Friday, August 15, 2008

Crap.

At least someone remembers.

xD..

Went for tuition today. On my way out, he came. And left a big gift. and i mean it when i say BIG. After tuition, mom was giving me that cheeky smiley face which i find it somehow annoying but yet funny.

Its a BIG SIZE WINNIE THE POOH! xD.. Its so big and heavy that i have to ask mom to help me unwrap the gift. THANK YOU SO MUCH. =)..

Its just too cute! x3.. Makes me happy cause at least there is someone who remembers. Im a lucky ass cause 2 people remember. *applause!* xD..

During dinner, i was attached to the tv at the restaurant coz badminton is ON! Malaysia VS Korea, baby! When Korea leads, i think my heart skips a beat. x3.. BUT FINALLY Malaysia WON!! Yay Lee Chong Wei! Once he won, the whole restaurant went wild and start clapping and shouting. Well yeah, we should. Cause he is like, our last hope? xD..
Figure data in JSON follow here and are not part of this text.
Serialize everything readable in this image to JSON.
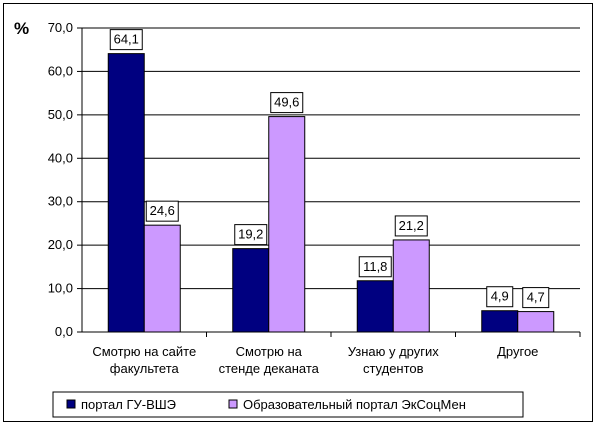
{
  "chart_data": {
    "type": "bar",
    "y_unit": "%",
    "ylim": [
      0,
      70
    ],
    "y_ticks": [
      "0,0",
      "10,0",
      "20,0",
      "30,0",
      "40,0",
      "50,0",
      "60,0",
      "70,0"
    ],
    "categories": [
      [
        "Смотрю на сайте",
        "факультета"
      ],
      [
        "Смотрю на",
        "стенде деканата"
      ],
      [
        "Узнаю у других",
        "студентов"
      ],
      [
        "Другое"
      ]
    ],
    "series": [
      {
        "name": "портал ГУ-ВШЭ",
        "color": "#000080",
        "values": [
          64.1,
          19.2,
          11.8,
          4.9
        ],
        "labels": [
          "64,1",
          "19,2",
          "11,8",
          "4,9"
        ]
      },
      {
        "name": "Образовательный портал ЭкСоцМен",
        "color": "#CC99FF",
        "values": [
          24.6,
          49.6,
          21.2,
          4.7
        ],
        "labels": [
          "24,6",
          "49,6",
          "21,2",
          "4,7"
        ]
      }
    ],
    "grid": true,
    "legend_position": "bottom"
  }
}
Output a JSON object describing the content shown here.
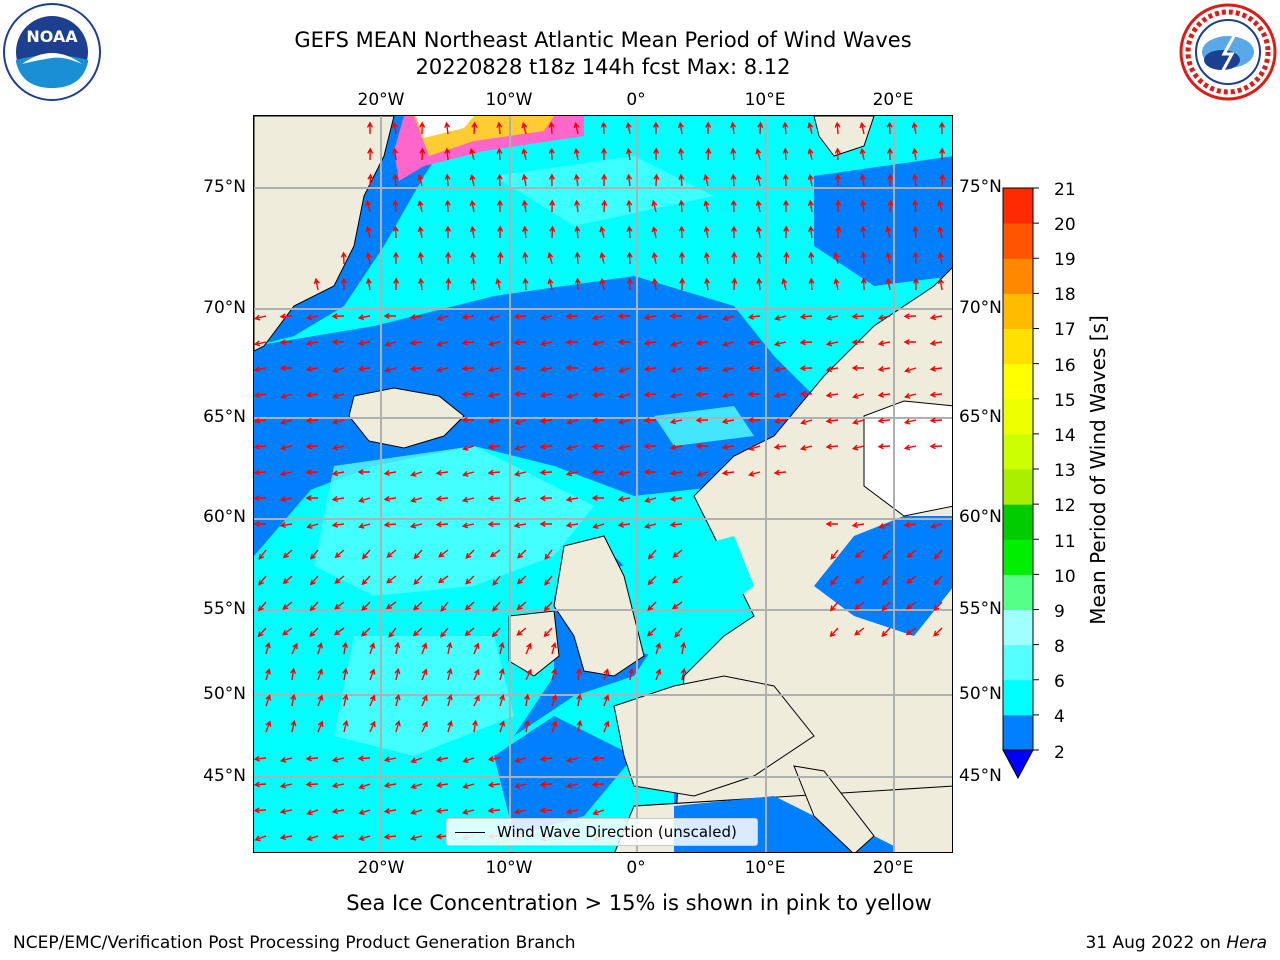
{
  "header": {
    "title_line1": "GEFS MEAN Northeast Atlantic Mean Period of Wind Waves",
    "title_line2": "20220828 t18z 144h fcst   Max: 8.12"
  },
  "logos": {
    "left": {
      "name": "NOAA",
      "ring_text": "NATIONAL OCEANIC AND ATMOSPHERIC ADMINISTRATION · U.S. DEPARTMENT OF COMMERCE"
    },
    "right": {
      "name": "NATIONAL WEATHER SERVICE"
    }
  },
  "map": {
    "latitude_labels": [
      "75°N",
      "70°N",
      "65°N",
      "60°N",
      "55°N",
      "50°N",
      "45°N"
    ],
    "longitude_labels": [
      "20°W",
      "10°W",
      "0°",
      "10°E",
      "20°E"
    ],
    "legend_label": "Wind Wave Direction (unscaled)",
    "arrow_color": "#ff0000",
    "land_color": "#efecdc",
    "unfilled_color": "#ffffff"
  },
  "colorbar": {
    "title": "Mean Period of Wind Waves [s]",
    "tick_labels": [
      "2",
      "4",
      "6",
      "8",
      "9",
      "10",
      "11",
      "12",
      "13",
      "14",
      "15",
      "16",
      "17",
      "18",
      "19",
      "20",
      "21"
    ],
    "colors": [
      "#0080ff",
      "#00ffff",
      "#55ffff",
      "#a0ffff",
      "#55ff88",
      "#00ee00",
      "#00cc00",
      "#aaee00",
      "#ccff00",
      "#eeff00",
      "#ffff00",
      "#ffe000",
      "#ffbb00",
      "#ff8800",
      "#ff5500",
      "#ff2a00",
      "#ff0000"
    ],
    "extend_color": "#0000ff"
  },
  "subtitle": "Sea Ice Concentration > 15% is shown in pink to yellow",
  "footer": {
    "left": "NCEP/EMC/Verification Post Processing Product Generation Branch",
    "right_date": "31 Aug 2022 on ",
    "right_machine": "Hera"
  }
}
After dinner - its time for Heart Of Greed! xD.. Heyy, today double episode leh! Must see luhh. God i cried like a baby. Seriously, this is the 1st show ever that make me cry for so darn long. Its soo.. REAL AND TOUCHING. Cant wait for next week! =D..

My eyes are puffy, due to the crying from the drama show.. Tomorrows dancing.. How?.. T___T.. Gonna dance and look like a panda bear! x3..

As most of you guys know, the PMR trial finally ended. I dont see it as a chance to relax down or chill. I found myself in a position to start struggle and juggle everything into my brain. I can assure myself, that this trial will bring more will-power to myself. Thru this trial, i found out that im actually NOT prepare for the upcoming PMR. Which is why this may be the real alarm clock in my mind to wake me up in such situation. Therefore, lets all work smart.

Well. I never say that we shouldnt have fun for once in awhile. Without fun, im probably dead by now. There are times where i want to celebrate that ive gone through the trials. But at the end. Personal reasons dont let me celebrate. Besides. I dont find anything worth celebrating anymore.

Miracle. I guess everyone is familiar with this word. It might be special to someone out there, but it might be a lame thing to someone else. I, myself to say. There is miracle IF you believe in it. In this world, everything is fair. Yes, in life we did faced some of the most unfair and pissed things in the world you think you might find. But. If we think even more further, to me, life IS fair. Its related to the things you do in life. I, for one, do believe that ive done many wrong things. My friend once said to me. I will remember it. I WILL.

"Once its done, let it be. Just believe in something, if God saw your determination of wanting it to happen. He might help you."

There are things in life that we seriously dont expect. I met a few, and it tear me apart. But at the end, i try to struggle back. And yet i do. If i want to change a situation, from bad to good, i would just do something natural and dont over do it.

I too, found that life is like waves. It can be low, it can be high in a matter of seconds. Now i found myself hanging around the high wave. Its dangerous and full of anger and the cold water brings me nothing but chills.

Today's BC exam. In the essay, theres 5 topics for us to choose. I remember clearly theres one which says : "The comparision between last year and this year's you."

I looked at the topic for a long time. In my mind its like a movie, playing all the memories last year and then this year. Last year is full of fun, precious people and cherry-sweet things in life. This year? Drama, ice-cold faces and bitterness that is so bitter that it brings death in me. What actually happen?

To be honest. I dont know. Everybody found somebody and just ran somewhere. Bee-like people are so busy buzzing everywhere. There is where i am. Standing all alone. Things happen in a matter of seconds. And i let it. Why did i let it?

Yea know what? Hah. I found something very funny bout myself. Which is, not being good enough. Heyyy, what do ya know? For a second there, i wasnt fun enough, cheerful enough, smiley enough, nice enough, or any of that good stuff. Ya know? Rejectamania! Boom! Bamm! Zappp! You're just no good enough for the people around you. You're being abandon like you're a old-age robot. Where everybody hangs out with their special ones, friends and just left you around. I can see rejection in peoples eyes, no kidding.

This is insane ya know? Staying in the middle of the night, typing some crap which i dont even know what the hell am i saying, and the next day ive got dance to go to?

This is insanity.

"Awwwww~~ Im sorry, but you're just no good enough." Well, i guess most of you dont get rejections as much as i do.

You'll never know how i feel and think. I need someone - anyone. Please, save me from dropping into hell.